According to Pitruzzella, the interpretation in the Neurim judgment is not consistent with the objectives of the SPC Regulation, which were to provide a uniform, simple, transparent and balanced system within the internal market of the EU.

He also said that this was not consistent with the CJEU's strict interpretation of the concept of 'product', which is defined in Article 1(d) of the SPC Regulation as excluding any new medical uses of an active ingredient.

Pitruzzella also looked into the issue of which types of research the SPC Regulation intended to encourage. While he acknowledged that the wording of the SPC Regulation is "anything but clear" in this respect, he considered that the intention of the legislator was nevertheless to limit the scope of protection offered by SPCs to new active ingredients only.

"Pitruzzella said that it may well be the case that the rationale for the SPC Regulation is decades old now and that today significant investment is ploughed into research for second medical uses.
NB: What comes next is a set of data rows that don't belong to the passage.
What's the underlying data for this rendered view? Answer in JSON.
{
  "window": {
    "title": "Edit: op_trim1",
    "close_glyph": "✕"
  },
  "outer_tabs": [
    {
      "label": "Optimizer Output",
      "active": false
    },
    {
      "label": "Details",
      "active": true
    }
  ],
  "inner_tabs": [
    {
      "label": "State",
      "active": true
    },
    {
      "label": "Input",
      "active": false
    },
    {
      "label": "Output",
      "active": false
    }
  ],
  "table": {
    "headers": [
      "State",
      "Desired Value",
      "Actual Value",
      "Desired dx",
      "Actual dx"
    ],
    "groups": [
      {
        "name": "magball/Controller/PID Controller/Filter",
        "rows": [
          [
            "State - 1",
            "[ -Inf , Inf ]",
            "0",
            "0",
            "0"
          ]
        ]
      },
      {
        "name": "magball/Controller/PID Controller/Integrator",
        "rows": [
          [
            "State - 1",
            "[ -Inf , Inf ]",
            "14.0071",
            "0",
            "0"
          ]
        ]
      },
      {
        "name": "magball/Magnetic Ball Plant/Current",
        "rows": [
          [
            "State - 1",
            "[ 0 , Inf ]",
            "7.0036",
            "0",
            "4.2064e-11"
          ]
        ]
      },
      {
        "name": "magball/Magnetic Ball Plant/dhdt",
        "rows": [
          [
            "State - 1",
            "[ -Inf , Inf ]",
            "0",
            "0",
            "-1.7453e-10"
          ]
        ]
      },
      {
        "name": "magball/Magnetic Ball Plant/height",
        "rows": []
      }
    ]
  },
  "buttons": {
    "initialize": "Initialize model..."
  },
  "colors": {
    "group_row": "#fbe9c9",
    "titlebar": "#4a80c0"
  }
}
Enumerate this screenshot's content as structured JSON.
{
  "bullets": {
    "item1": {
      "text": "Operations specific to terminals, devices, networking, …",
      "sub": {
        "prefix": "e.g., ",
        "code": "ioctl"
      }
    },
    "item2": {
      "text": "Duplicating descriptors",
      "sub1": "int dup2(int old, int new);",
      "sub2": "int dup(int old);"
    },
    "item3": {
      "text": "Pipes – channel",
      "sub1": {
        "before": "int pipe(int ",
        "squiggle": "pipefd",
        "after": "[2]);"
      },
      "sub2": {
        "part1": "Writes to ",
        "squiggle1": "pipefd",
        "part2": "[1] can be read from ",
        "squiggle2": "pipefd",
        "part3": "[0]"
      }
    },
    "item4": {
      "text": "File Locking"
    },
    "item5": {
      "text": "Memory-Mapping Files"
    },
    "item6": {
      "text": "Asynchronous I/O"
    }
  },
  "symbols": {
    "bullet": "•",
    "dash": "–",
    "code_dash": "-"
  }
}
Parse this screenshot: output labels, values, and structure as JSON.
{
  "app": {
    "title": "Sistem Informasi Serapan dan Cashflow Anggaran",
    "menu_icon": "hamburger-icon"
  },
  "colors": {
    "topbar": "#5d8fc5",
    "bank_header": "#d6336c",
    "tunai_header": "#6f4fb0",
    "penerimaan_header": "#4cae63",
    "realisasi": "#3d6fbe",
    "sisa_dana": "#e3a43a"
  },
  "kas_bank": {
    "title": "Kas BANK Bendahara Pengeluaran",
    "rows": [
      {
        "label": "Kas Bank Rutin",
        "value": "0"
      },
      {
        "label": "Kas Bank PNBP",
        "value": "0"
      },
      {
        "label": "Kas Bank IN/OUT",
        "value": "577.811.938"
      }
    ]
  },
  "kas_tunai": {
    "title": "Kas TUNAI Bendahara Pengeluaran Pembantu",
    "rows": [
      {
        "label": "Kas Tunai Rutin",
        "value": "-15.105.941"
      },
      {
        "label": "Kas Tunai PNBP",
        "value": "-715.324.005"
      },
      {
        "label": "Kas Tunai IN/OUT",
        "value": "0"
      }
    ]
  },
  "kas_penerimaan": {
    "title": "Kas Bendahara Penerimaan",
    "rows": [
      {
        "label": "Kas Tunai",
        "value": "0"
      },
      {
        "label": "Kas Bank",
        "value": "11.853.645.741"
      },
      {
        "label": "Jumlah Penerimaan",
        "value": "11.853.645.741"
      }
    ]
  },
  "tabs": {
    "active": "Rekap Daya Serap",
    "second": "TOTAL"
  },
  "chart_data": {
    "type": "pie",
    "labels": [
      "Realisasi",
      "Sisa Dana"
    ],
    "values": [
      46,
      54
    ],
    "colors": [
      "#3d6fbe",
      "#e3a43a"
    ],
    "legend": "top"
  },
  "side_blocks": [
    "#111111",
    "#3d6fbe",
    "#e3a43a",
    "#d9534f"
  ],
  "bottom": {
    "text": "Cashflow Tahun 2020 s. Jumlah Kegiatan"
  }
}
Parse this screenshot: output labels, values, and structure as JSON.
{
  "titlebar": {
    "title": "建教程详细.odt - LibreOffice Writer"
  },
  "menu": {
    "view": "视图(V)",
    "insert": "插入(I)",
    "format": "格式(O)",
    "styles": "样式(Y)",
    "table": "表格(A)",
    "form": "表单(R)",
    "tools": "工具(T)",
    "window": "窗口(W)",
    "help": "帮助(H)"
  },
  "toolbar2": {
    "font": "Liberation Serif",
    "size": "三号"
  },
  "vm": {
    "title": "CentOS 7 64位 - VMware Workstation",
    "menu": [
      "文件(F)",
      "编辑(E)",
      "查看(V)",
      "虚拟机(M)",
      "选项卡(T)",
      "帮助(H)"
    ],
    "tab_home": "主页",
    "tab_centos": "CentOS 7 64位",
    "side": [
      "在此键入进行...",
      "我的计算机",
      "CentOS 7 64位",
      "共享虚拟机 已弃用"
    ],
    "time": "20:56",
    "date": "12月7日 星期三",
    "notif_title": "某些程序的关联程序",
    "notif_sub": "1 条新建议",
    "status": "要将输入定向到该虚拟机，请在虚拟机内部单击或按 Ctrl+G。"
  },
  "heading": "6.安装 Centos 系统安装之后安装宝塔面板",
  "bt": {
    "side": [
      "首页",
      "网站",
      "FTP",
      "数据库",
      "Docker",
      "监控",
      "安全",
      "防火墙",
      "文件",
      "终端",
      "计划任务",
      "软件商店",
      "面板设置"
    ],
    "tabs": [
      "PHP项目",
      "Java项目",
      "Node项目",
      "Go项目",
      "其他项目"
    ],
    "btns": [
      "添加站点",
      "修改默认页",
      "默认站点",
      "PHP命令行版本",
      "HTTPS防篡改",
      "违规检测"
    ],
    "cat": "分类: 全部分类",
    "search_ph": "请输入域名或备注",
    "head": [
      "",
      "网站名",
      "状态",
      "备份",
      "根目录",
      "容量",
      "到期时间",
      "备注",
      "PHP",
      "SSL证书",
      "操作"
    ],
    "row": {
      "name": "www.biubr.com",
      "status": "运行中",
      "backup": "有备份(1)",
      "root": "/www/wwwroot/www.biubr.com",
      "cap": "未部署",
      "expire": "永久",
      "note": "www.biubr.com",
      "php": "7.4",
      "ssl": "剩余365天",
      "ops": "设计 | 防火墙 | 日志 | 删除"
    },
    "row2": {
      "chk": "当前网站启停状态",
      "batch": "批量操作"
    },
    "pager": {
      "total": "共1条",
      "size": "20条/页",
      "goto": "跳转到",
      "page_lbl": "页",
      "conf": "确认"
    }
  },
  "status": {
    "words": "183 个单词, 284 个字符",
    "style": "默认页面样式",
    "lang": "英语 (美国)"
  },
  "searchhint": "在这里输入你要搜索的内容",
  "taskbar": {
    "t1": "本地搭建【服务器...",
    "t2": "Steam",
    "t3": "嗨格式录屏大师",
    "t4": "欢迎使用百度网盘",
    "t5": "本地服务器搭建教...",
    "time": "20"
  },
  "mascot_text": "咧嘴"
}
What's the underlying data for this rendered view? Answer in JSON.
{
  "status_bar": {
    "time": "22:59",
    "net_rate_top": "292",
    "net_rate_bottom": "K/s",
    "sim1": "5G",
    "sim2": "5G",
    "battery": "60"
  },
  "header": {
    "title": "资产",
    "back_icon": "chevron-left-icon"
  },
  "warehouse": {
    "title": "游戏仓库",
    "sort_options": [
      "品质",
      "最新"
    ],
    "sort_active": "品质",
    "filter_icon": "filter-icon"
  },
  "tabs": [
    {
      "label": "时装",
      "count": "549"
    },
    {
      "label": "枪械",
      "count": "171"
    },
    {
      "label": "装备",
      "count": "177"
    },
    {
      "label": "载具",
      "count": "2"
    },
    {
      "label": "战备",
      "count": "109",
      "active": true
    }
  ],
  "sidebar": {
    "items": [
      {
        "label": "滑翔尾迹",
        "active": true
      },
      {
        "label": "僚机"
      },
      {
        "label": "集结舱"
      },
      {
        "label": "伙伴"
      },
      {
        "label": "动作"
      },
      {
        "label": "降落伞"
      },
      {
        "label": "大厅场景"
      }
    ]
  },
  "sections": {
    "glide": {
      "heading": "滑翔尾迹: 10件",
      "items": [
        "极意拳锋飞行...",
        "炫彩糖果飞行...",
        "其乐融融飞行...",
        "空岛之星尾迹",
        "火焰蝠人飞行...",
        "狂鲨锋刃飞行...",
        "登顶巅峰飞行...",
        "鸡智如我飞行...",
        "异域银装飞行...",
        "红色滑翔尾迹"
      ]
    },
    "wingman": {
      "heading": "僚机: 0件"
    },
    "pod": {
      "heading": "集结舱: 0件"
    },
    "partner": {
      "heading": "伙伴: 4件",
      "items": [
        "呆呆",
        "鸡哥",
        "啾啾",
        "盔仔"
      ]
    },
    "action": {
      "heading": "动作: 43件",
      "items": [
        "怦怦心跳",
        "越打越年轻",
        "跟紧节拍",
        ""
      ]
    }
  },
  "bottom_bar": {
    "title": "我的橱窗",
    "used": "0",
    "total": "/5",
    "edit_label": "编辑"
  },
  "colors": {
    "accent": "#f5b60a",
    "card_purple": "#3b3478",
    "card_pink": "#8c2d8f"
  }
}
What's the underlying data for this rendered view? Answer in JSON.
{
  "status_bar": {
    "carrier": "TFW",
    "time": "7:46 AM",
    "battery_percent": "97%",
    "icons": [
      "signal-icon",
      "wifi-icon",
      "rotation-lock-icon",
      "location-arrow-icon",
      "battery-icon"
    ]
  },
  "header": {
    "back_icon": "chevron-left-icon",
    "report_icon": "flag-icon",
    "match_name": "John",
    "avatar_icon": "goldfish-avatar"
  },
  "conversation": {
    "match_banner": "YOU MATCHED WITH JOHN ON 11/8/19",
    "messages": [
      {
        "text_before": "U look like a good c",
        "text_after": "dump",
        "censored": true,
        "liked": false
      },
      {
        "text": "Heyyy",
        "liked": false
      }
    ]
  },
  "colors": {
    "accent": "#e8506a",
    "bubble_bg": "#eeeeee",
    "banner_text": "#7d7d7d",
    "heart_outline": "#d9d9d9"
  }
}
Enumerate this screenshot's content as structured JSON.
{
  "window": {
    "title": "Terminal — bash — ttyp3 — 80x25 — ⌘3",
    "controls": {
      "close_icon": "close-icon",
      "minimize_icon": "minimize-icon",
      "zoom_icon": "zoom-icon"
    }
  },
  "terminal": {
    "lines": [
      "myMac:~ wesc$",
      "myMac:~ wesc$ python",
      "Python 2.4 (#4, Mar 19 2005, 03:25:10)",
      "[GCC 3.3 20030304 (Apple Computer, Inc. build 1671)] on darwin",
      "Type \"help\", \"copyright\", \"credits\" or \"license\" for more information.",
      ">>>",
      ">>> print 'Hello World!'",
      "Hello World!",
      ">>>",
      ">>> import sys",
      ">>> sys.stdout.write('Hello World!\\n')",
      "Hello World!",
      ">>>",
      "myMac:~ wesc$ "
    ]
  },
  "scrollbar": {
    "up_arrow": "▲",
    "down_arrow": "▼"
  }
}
His view, though, was that whether such research should be incentivised is an issue for EU law makers to address, not the courts," Fabre said.

While Pitruzzella believes the CJEU should rule that second medical use products are not eligible for SPCs, he did outline an alternative conclusion the CJEU could draw should it decide against overruling the Neurim judgment and to instead clarify its scope.

If the CJEU favours that alternative outcome, Pitruzzella said it should rule to limit the scope for SPCs to be granted for second use medical products. The limitation should extend only to cases where the new use of an active ingredient is for treating a new disease – or new therapeutic indication – or where an old active ingredient exerts a new pharmacological, immunological or metabolic action of its own.

Fabre said there is recent precedent to show that the CJEU may yet decide to favour Pitruzzella's alternative views, or indeed reach an entirely different view in its formal judgment altogether.

"In the Abraxis case that the CJEU ruled on last year, the court elected not to follow the opinion of the advocate general who had reached a similar view to Pitruzzella – that the Neurim test should be abandoned and that second medical use products are not eligible for SPCs in any circumstance," Fabre said. "Probably due to the narrow scope of the question posed to it in the Abraxis case, the CJEU formulated a narrow answer, ruling that new formulations of an old active ingredient are not eligible for SPC protection. It neglected to go further and explain whether the 'different application' test set in the Neurim case should still stand and, if so, what the term means in practice. This is not the case here as the Paris Court of Appeal has specifically asked the CJEU to clarify its Neurim judgment and thus there is a chance that the CJEU may use that opportunity to finally take a general position on the issue."

The underlying dispute before the Paris court involves pharmaceutical laboratory Santen. Santen is seeking to overturn a previous decision by France's National Institute for Industrial Property (INPI) to reject its application for an SPC for ciclosporin for use in treating keratitis - an inflammation of the eye's cornea. Ciclosporin was the active ingredient in another eye treatment for which marketing authorisation was granted in 1983.